The Hydrogenation/Transfer Hydrogenation Network in Asymmetric Reduction of Ketones Catalyzed by [RuCl2(binap)(pica)] Complexes

Chiral binap/pica-Ru-II complexes (binap = (S)- or (R)-2,2'-bis(diphenylphosphino)-1,1'-binaphthyl; pica = alpha-picolylamine) catalyze both asymmetric hydrogenation (AH) of ketones using H-2 and asymmetric transfer hydrogenation (ATH) using non-tertiary alcohols under basic conditions. The AH and ATH catalytic cycles are linked by the metal-ligand bifunctional mechanism.

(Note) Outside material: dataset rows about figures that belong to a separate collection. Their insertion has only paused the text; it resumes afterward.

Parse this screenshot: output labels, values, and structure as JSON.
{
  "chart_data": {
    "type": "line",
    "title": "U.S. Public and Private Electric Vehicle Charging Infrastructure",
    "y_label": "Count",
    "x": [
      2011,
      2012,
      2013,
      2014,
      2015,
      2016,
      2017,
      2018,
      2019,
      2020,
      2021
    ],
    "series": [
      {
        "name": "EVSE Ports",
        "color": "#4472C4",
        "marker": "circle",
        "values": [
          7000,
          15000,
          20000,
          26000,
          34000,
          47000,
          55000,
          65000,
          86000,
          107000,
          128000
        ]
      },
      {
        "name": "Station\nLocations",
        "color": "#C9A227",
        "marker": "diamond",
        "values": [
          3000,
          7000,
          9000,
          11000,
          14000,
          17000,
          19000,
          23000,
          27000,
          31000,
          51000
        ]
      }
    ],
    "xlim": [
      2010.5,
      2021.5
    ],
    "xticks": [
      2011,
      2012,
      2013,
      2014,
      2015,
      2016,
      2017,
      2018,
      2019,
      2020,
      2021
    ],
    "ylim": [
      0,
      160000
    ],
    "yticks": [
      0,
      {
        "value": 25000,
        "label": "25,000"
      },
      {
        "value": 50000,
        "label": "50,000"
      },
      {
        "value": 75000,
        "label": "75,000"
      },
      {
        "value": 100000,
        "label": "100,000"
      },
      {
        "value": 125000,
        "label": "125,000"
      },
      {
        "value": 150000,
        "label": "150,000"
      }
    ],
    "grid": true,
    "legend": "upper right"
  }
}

Asymmetric reduction of pinacolone is best achieved in ethanol containing the Ru catalyst and base under an H-2 atmosphere at ambient temperature, giving the chiral alcohol in 97-98% ee. The reaction utilizes only H-2 as a hydride source with alcohol acting as a proton source. On the other hand, asymmetric reduction of acetophenone is attained with both H-2 (ambient temperature) and 2-propanol (>60 degrees C) with relatively low enantioselectivity. The degree of contribution of the AH and ATH cycles is highly dependent on the ketone substrates, solvent, and reaction parameters (H-2 pressure, temperature, basicity, substrate concentration, H/D difference, etc.).